Cast iron skillet care is an important part of getting the most out of your pans.

As we continue to explore options to the traditional non-stick pan we have discussed two common self-seasoning pans that require a different care from non-stick but will give you decades of use: Carbon Steel Pans & Cast Iron Skillets. Over time these pans develop non-stick properties via the seasoning process, the chemistry of which is covered in great detail in this blog from Sheryl Canter. Through continued use a cast iron forms a coating through fat polymerization, its that coating or seasoning we are looking at today. You will find no end of opinions on: who, what, when, where, and why the correct way to season a cast iron skillet. Or for that matter all of the finer point of cast iron skillet care, but from my experience I agree with Sheryl. Flax-seed oil is your best bet for seasoning a cast iron skillet.

As part of normal cast iron skillet care you will from time to time need to re-season it, this allows you to start with a fresh base. This is what I have found to be the most effective process (this is assuming you are starting with a stripped or new cast iron skillet).

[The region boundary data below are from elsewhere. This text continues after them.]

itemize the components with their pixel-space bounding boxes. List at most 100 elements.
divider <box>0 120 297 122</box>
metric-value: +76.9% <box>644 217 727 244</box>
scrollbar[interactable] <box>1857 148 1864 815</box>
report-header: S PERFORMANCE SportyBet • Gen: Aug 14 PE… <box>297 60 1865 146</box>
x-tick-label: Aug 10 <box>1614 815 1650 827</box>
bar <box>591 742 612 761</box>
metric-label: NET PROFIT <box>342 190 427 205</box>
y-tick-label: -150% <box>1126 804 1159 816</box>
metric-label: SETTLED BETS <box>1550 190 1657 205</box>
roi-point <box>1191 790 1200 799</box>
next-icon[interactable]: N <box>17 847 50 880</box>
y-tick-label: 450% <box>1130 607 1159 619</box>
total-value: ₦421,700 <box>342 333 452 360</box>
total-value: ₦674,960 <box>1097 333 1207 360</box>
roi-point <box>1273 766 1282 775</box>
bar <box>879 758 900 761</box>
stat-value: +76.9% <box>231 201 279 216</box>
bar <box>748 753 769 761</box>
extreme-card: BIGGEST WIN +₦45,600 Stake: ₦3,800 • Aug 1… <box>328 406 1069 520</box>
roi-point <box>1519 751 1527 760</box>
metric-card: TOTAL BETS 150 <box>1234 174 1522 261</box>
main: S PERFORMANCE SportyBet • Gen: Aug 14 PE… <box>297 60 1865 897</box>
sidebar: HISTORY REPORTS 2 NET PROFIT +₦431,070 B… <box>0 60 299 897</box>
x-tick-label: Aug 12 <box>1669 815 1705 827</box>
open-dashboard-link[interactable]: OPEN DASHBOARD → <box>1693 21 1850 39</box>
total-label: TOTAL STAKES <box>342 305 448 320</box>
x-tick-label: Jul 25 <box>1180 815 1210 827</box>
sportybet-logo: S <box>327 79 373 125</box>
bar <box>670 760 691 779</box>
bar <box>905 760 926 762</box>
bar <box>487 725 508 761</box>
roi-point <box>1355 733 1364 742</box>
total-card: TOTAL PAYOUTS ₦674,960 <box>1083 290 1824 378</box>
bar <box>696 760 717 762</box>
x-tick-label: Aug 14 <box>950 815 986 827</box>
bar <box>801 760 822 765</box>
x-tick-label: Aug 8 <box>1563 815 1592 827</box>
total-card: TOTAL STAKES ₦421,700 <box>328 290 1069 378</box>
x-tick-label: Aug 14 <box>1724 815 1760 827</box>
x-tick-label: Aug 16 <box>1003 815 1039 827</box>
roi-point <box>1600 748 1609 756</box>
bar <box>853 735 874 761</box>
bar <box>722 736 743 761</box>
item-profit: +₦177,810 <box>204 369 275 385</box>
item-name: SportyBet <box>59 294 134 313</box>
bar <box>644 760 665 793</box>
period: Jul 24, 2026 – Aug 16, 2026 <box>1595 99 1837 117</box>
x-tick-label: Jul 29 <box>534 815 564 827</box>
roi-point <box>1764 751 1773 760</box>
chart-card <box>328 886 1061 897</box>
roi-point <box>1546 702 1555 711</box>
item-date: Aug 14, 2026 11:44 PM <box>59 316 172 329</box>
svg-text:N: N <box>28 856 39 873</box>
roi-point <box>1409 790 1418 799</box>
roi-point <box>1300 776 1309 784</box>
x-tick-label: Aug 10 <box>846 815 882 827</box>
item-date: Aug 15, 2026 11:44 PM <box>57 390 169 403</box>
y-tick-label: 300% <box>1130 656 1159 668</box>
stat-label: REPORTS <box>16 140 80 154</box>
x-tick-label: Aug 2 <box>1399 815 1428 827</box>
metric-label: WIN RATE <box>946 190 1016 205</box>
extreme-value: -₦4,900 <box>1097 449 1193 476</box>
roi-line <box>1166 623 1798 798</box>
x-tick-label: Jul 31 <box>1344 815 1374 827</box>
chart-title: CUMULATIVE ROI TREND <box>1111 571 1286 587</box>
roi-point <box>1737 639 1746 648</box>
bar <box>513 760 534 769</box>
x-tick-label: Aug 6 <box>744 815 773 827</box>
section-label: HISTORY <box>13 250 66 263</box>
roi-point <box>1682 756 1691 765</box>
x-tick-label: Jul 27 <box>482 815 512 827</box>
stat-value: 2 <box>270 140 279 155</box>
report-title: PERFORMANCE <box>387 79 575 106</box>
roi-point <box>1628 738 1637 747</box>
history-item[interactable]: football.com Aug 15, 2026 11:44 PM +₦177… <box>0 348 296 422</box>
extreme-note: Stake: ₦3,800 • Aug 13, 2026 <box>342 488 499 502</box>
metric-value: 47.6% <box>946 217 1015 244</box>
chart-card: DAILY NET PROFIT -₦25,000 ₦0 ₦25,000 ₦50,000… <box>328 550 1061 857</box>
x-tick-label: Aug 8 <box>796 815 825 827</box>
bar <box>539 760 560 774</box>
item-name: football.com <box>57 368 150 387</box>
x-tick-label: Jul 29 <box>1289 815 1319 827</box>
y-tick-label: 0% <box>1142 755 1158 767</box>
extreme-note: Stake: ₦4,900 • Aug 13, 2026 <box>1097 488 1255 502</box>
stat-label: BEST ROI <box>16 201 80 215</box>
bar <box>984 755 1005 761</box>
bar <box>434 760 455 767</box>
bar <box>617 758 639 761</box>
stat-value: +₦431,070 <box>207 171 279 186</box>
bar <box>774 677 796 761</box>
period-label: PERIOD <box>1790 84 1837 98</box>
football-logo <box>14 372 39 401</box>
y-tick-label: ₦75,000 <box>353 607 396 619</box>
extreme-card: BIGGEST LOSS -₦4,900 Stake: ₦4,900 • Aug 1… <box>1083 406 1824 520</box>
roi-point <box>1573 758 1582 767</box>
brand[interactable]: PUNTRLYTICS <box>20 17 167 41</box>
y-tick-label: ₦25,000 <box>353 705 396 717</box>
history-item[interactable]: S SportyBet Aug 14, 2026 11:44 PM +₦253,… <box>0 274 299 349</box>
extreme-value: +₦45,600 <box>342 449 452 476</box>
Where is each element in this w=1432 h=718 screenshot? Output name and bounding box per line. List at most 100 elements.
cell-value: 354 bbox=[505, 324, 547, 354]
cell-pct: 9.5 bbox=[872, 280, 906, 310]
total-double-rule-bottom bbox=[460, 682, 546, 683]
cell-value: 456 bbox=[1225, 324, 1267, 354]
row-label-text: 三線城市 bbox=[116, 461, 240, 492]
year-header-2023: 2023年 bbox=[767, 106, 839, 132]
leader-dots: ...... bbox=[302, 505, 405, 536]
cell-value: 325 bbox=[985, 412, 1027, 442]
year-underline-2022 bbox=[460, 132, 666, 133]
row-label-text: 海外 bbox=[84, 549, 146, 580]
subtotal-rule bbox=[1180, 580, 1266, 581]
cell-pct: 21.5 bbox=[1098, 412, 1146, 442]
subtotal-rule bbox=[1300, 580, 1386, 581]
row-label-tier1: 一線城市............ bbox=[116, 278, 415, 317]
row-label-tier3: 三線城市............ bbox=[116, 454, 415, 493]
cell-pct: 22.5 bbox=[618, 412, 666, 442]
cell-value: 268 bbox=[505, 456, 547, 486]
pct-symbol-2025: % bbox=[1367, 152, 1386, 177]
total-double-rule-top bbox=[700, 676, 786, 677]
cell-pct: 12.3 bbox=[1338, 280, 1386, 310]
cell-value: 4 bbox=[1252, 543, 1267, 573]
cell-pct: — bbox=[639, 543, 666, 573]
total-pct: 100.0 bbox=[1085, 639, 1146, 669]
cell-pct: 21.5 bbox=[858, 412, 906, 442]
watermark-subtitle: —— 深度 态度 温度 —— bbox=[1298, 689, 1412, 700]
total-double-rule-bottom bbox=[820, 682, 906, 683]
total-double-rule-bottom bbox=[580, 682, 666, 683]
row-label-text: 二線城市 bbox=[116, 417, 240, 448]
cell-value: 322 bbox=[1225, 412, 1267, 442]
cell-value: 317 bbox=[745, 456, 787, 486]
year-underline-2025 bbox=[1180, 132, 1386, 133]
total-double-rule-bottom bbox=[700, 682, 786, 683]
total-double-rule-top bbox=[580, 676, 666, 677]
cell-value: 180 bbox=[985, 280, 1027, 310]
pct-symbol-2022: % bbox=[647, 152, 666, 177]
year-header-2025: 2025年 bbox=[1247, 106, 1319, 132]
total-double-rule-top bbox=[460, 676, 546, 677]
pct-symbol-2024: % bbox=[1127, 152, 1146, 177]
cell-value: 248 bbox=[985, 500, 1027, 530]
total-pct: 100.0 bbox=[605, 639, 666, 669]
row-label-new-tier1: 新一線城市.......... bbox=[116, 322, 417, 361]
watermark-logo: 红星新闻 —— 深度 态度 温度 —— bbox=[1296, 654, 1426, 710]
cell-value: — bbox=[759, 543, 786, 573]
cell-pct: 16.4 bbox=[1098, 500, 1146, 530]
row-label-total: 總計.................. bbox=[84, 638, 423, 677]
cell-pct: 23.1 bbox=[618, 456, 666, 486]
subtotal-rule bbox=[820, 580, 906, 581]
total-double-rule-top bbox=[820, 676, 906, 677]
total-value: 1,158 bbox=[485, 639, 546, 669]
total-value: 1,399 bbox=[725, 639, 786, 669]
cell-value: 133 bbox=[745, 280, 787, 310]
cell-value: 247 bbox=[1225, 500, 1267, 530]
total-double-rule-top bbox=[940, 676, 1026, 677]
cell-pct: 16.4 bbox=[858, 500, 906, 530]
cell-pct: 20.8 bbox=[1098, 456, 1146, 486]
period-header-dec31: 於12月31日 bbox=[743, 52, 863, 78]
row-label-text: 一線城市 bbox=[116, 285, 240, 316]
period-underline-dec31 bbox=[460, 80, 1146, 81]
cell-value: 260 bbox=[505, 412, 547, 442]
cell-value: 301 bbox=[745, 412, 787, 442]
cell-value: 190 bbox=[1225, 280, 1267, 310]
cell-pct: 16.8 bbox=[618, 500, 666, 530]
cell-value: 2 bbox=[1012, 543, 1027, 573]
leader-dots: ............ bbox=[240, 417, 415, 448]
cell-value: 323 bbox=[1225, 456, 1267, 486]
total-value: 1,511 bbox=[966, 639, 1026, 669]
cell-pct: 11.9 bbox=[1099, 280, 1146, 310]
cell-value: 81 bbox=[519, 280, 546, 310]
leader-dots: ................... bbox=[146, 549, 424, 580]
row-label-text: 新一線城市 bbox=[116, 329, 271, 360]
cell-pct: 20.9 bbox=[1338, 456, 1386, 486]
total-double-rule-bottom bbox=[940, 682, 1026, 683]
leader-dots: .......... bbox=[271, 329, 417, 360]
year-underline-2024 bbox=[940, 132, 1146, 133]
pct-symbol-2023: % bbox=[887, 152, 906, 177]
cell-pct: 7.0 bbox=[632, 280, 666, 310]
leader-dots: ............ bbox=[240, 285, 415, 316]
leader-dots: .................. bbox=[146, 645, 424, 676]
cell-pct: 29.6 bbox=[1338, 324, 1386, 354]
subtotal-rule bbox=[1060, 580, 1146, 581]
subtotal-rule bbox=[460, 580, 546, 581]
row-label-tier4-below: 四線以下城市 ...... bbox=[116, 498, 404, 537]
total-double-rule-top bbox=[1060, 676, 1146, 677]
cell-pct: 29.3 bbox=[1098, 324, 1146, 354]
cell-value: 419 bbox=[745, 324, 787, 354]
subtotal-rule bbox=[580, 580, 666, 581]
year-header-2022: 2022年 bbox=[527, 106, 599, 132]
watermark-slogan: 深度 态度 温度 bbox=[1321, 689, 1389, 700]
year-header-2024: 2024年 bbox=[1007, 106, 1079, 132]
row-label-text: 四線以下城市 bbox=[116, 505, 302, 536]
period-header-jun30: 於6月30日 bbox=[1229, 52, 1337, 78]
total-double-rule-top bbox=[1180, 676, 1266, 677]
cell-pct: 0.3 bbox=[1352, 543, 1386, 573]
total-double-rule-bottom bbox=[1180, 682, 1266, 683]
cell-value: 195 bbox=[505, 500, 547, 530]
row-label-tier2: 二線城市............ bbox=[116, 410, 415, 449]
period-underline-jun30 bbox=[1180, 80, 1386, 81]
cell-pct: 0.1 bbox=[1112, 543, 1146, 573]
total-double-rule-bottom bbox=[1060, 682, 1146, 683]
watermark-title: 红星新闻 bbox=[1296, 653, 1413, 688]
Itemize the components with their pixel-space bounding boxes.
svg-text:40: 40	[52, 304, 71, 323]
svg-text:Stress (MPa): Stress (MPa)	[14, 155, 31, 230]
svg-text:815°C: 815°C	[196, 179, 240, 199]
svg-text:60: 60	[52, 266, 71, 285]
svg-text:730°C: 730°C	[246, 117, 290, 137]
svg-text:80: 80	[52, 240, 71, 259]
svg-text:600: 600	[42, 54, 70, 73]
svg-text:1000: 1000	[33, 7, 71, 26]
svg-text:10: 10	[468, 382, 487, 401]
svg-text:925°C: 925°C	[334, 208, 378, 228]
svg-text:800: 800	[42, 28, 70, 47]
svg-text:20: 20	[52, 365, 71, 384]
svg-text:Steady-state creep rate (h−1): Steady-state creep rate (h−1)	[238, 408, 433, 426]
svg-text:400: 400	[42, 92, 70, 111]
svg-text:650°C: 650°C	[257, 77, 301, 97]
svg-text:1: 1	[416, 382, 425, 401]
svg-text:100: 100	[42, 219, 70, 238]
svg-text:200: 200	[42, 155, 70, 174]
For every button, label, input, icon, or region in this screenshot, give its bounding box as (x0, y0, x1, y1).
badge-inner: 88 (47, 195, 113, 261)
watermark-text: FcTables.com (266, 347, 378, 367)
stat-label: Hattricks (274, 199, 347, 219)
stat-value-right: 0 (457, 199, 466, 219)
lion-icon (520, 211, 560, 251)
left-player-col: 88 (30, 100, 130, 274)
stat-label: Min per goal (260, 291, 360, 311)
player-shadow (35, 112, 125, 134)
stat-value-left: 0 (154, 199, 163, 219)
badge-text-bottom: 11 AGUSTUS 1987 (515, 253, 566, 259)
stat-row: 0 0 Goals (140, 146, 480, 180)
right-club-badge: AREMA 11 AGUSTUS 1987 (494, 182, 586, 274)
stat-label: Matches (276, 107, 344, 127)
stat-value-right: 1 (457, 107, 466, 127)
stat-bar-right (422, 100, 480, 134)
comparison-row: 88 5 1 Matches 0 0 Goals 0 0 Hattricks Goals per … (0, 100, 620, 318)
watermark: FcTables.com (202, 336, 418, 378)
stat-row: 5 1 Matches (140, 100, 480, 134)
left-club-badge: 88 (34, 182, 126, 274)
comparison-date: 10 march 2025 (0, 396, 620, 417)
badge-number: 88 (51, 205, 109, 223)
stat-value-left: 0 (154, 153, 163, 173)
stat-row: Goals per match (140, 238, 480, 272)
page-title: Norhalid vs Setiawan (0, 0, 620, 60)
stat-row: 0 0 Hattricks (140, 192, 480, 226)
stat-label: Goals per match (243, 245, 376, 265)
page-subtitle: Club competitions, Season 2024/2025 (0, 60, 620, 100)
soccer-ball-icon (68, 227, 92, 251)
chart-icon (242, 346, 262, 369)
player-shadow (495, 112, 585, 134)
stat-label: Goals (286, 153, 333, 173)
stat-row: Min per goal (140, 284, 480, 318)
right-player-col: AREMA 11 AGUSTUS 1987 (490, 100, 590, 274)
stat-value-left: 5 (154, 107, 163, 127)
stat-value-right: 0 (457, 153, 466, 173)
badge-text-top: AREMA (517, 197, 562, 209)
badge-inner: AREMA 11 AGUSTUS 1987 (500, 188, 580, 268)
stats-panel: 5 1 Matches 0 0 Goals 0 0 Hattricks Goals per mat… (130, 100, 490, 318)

Start by warming the pan a low oven to around 180-200 degrees. Place the pan in the oven for 20 minutes to warm it through. This causes expansion and opens up the pores of the metal. From there remove the skillet from the oven wipe out any moisture or remaining residues. With the pan out of the oven raise the temperature to 500+/- degrees while you finish wiping out the pan and begin to grease it. For the greasing process take a tablespoon of flax-seed oil, using a paper towel and your fingers while the pan cools work oil into every nook and cranny in the pan. Wipe out an excess flax-seed oil. Place the cast iron skillet back into the pre-heated oven and let it bake for 45 minutes to an hour. Turn the oven off and let it cool with the skillet inside for a couple hours until you can handle it without burning yourself. If you are starting with a brand new unseasoned pan, or reviving a severely rusted cast iron skillet, it may come out with a matte finish to it, if so repeat the steps above as needed until you get a nice semi-gloss finish.